NILAI-NILAI KARYA SASTRA
Karya sastra merupakan pencerminan dari kehidupan masyarakat pada saat itu, pola pikir dan hayalan yang menarik, sehingga masyarakat merasa tertarik dan memperoleh keteladanan moral.
Nilai-nilai karya sastra         
1.         Nilai Religi                   6.         Nilai Moral
2.         Nilai Sosial                  7.         Nilai Patriotik
3.         Nilai estetika                8.         Nilai Historia
4.         Nilai Psikologis            9.         Nilai Edukatif
5.         Nilai Kulutural


1.         Nilai Religi
Berkaitan dengan hubungan manusia dengan sang pencipta, beriman, taat, ikhlas, bersyukur, bertaubat, khusyuk, tawakal tadlarru, ar-raja’, husnud-dhan,
2.         Nilai Moral
Berkaitan dengan etika berperilaku, kepatuhan, pemberani, rela berkorban, jujur, adil dan bijaksana, menghormati dan menghargai, bekerja keras, menepati janji, tahu balas budi, baik budi pekerti, rendah hati, dan hati-hati dalam bertindak.
3.         Nilai Sosial
Berkaitan dengan hubungan antar manusia, bekerjasama, suka menolong, kasih sayang, kerukunan, suka memberi nasihat, peduli nasib orang lain, dan suka mendoakan orang lain.

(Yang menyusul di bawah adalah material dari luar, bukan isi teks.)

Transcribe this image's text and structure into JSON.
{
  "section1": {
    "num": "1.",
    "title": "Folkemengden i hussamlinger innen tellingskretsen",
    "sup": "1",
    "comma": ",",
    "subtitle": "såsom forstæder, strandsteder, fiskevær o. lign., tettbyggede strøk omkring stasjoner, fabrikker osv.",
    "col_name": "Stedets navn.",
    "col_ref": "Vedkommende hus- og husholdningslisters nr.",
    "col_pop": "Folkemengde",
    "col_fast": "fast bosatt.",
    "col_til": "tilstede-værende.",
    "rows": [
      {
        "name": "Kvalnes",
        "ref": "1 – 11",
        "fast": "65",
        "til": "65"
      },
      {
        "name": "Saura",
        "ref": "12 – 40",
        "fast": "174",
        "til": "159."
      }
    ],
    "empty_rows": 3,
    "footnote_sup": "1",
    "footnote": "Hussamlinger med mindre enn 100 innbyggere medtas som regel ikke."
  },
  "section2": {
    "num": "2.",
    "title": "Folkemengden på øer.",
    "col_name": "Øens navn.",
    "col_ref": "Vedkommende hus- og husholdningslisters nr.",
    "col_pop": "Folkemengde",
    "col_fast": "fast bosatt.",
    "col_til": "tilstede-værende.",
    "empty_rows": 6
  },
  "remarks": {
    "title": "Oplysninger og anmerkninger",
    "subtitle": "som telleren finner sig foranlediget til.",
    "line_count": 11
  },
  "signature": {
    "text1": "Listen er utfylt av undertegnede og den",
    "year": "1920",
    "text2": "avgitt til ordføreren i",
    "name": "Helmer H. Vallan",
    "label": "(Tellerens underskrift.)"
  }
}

4.         Nilai Patriotik
Berkaitan dengan hal-hal perjuangan/ kepahlawanan manusia, berperasaan dan sukarela, cinta dan bangga akan pencapaian dan budaya bangsa, serta memelihara ciri-ciri bangsa dan dasar budayanya.
5.         Nilai Estetika
Berkaitan dengan nilai-nilai keindahan seperti keindahan jasmani dan rohani, seni, alam, moral, dan intelektual.
6.         Nilai Historia
Berkaitan dengan peristiwa-peristiwa sejarah/ bukti-bukti historis.
.           Nilai Psikologis
Berkaitan dengan kejiwaan/ psikologis manusia.
8.         Nilai Edukatif
Berkaitan dengan permasalahan-permasalahan pendidikan manusia.
9.         Nilai Budaya
Berkaitan dengan kultural/ budaya/ kebiasaan/ tradisi/ adat istiadat/ kepercayaan/ upacara kesenian yang berlangsung di dalam masyarakat.